2) The decision not to put on ANY evidence "because we didn't think the State had made its case" is silly. At the close of the State's case, outside presence of the jury (of course)counsel for White should have moved for a directed verdict. If it had been denied, THEN put on this evidence.
3) Now there is no record for direct appeal, unless White fires present counsel, moves the Court of Appeals for leave to file a David/Hatton petition, claims ineffective assistance of trial counsel, and enters the new evidence on the record.
Obviously, nobody is claiming that either are "good" attorneys...
I'm amazed either actually passed the Indiana Bar. Hmmmmm.
This was a miscarriage of Defense. The attorneys should have been fired. At least 1 juror has already spoken out that had a defense been offered, it would have inserted doubt about the charge, and we would not be having this discussion. Sad day for attornys.

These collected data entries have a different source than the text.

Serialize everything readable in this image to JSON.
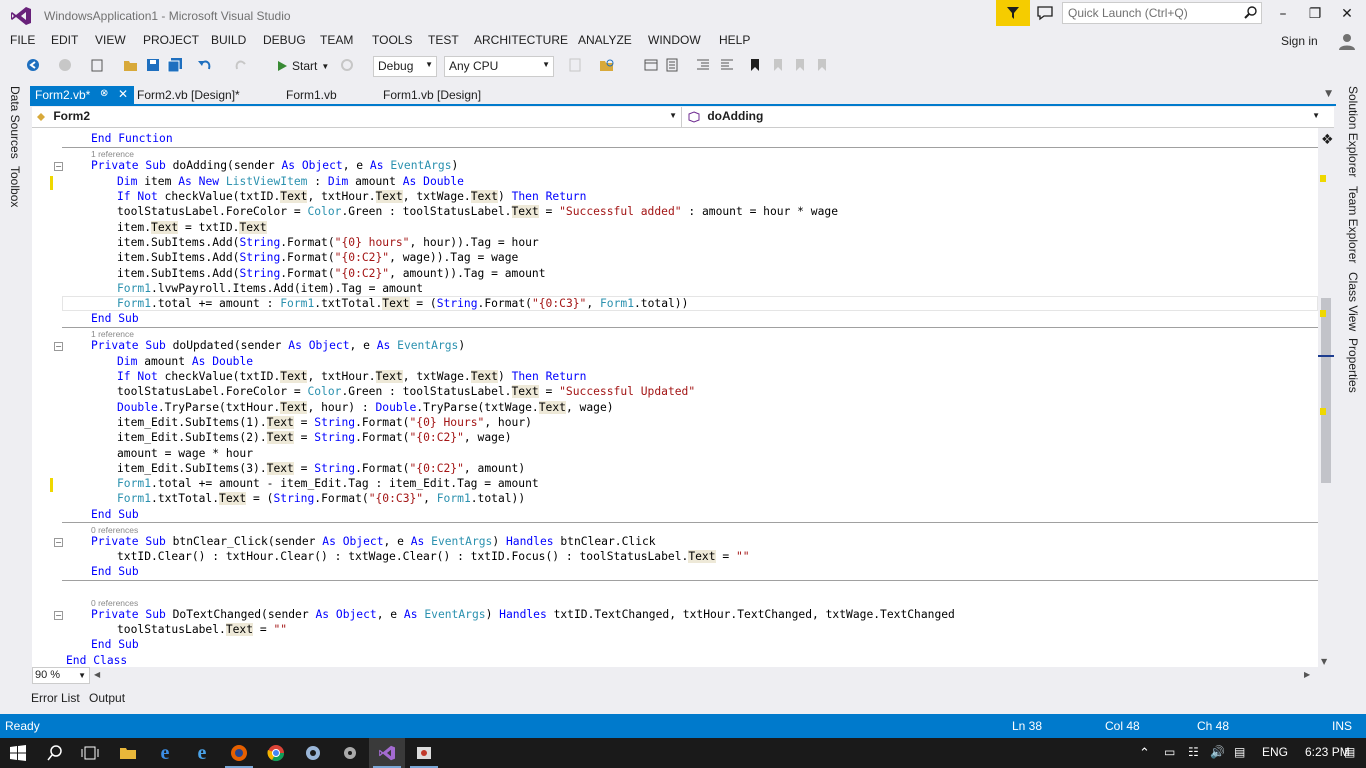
{
  "window": {
    "title": "WindowsApplication1 - Microsoft Visual Studio",
    "quick_launch_placeholder": "Quick Launch (Ctrl+Q)",
    "sign_in": "Sign in"
  },
  "menu": [
    "FILE",
    "EDIT",
    "VIEW",
    "PROJECT",
    "BUILD",
    "DEBUG",
    "TEAM",
    "TOOLS",
    "TEST",
    "ARCHITECTURE",
    "ANALYZE",
    "WINDOW",
    "HELP"
  ],
  "toolbar": {
    "start_label": "Start",
    "config": "Debug",
    "platform": "Any CPU"
  },
  "tabs": [
    {
      "label": "Form2.vb*",
      "active": true
    },
    {
      "label": "Form2.vb [Design]*",
      "active": false
    },
    {
      "label": "Form1.vb",
      "active": false
    },
    {
      "label": "Form1.vb [Design]",
      "active": false
    }
  ],
  "navbar": {
    "left": "Form2",
    "right": "doAdding"
  },
  "left_dock": [
    "Data Sources",
    "Toolbox"
  ],
  "right_dock": [
    "Solution Explorer",
    "Team Explorer",
    "Class View",
    "Properties"
  ],
  "code": {
    "refs": [
      "1 reference",
      "1 reference",
      "0 references",
      "0 references"
    ],
    "l01": "End Function",
    "l02": "Private Sub doAdding(sender As Object, e As EventArgs)",
    "l03": "Dim item As New ListViewItem : Dim amount As Double",
    "l04": "If Not checkValue(txtID.Text, txtHour.Text, txtWage.Text) Then Return",
    "l05": "toolStatusLabel.ForeColor = Color.Green : toolStatusLabel.Text = \"Successful added\" : amount = hour * wage",
    "l06": "item.Text = txtID.Text",
    "l07": "item.SubItems.Add(String.Format(\"{0} hours\", hour)).Tag = hour",
    "l08": "item.SubItems.Add(String.Format(\"{0:C2}\", wage)).Tag = wage",
    "l09": "item.SubItems.Add(String.Format(\"{0:C2}\", amount)).Tag = amount",
    "l10": "Form1.lvwPayroll.Items.Add(item).Tag = amount",
    "l11": "Form1.total += amount : Form1.txtTotal.Text = (String.Format(\"{0:C3}\", Form1.total))",
    "l12": "End Sub",
    "l13": "Private Sub doUpdated(sender As Object, e As EventArgs)",
    "l14": "Dim amount As Double",
    "l15": "If Not checkValue(txtID.Text, txtHour.Text, txtWage.Text) Then Return",
    "l16": "toolStatusLabel.ForeColor = Color.Green : toolStatusLabel.Text = \"Successful Updated\"",
    "l17": "Double.TryParse(txtHour.Text, hour) : Double.TryParse(txtWage.Text, wage)",
    "l18": "item_Edit.SubItems(1).Text = String.Format(\"{0} Hours\", hour)",
    "l19": "item_Edit.SubItems(2).Text = String.Format(\"{0:C2}\", wage)",
    "l20": "amount = wage * hour",
    "l21": "item_Edit.SubItems(3).Text = String.Format(\"{0:C2}\", amount)",
    "l22": "Form1.total += amount - item_Edit.Tag : item_Edit.Tag = amount",
    "l23": "Form1.txtTotal.Text = (String.Format(\"{0:C3}\", Form1.total))",
    "l24": "End Sub",
    "l25": "Private Sub btnClear_Click(sender As Object, e As EventArgs) Handles btnClear.Click",
    "l26": "txtID.Clear() : txtHour.Clear() : txtWage.Clear() : txtID.Focus() : toolStatusLabel.Text = \"\"",
    "l27": "End Sub",
    "l28": "Private Sub DoTextChanged(sender As Object, e As EventArgs) Handles txtID.TextChanged, txtHour.TextChanged, txtWage.TextChanged",
    "l29": "toolStatusLabel.Text = \"\"",
    "l30": "End Sub",
    "l31": "End Class"
  },
  "zoom": "90 %",
  "bottom_tabs": [
    "Error List",
    "Output"
  ],
  "status": {
    "ready": "Ready",
    "ln": "Ln 38",
    "col": "Col 48",
    "ch": "Ch 48",
    "ins": "INS"
  },
  "taskbar": {
    "lang": "ENG",
    "time": "6:23 PM"
  },
  "colors": {
    "accent": "#007acc",
    "notif": "#f5cc00",
    "keyword": "#0000ff",
    "type": "#2b91af",
    "string": "#a31515"
  }
}
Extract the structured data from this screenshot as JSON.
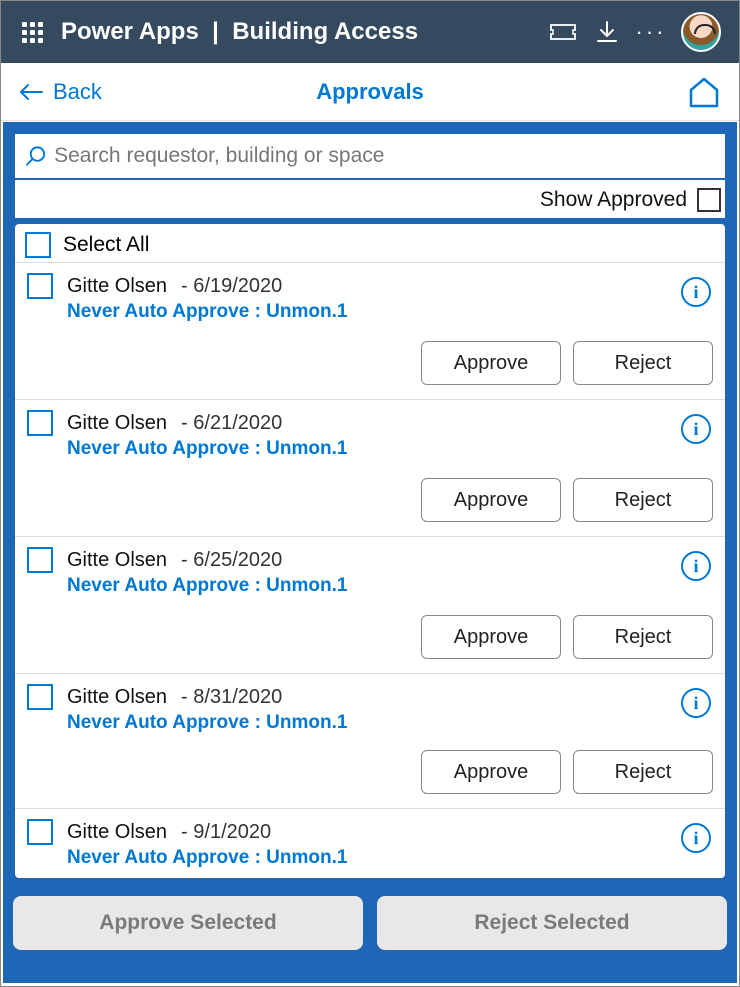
{
  "header": {
    "app_name": "Power Apps",
    "separator": "|",
    "page_name": "Building Access"
  },
  "subheader": {
    "back_label": "Back",
    "title": "Approvals"
  },
  "search": {
    "placeholder": "Search requestor, building or space"
  },
  "show_approved_label": "Show Approved",
  "select_all_label": "Select All",
  "requests": [
    {
      "name": "Gitte Olsen",
      "date": "- 6/19/2020",
      "detail": "Never Auto Approve : Unmon.1"
    },
    {
      "name": "Gitte Olsen",
      "date": "- 6/21/2020",
      "detail": "Never Auto Approve : Unmon.1"
    },
    {
      "name": "Gitte Olsen",
      "date": "- 6/25/2020",
      "detail": "Never Auto Approve : Unmon.1"
    },
    {
      "name": "Gitte Olsen",
      "date": "- 8/31/2020",
      "detail": "Never Auto Approve : Unmon.1"
    },
    {
      "name": "Gitte Olsen",
      "date": "- 9/1/2020",
      "detail": "Never Auto Approve : Unmon.1"
    }
  ],
  "buttons": {
    "approve": "Approve",
    "reject": "Reject",
    "approve_selected": "Approve Selected",
    "reject_selected": "Reject Selected"
  }
}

As a logical matter, if a jury would or may have found differently if the defense would have presented a case, the prosecution didn't satisfy its burden of proof, and a trial has become little more than a popularity contest for attorneys.
A homeless person could have stood up and said the defense rests.
That only proves where the cell phone was used. It does not prove where anyone lived or even who was using the cellphone.
By blowing off the defense strategy can we surmise Brizzi's heart wasn't in it?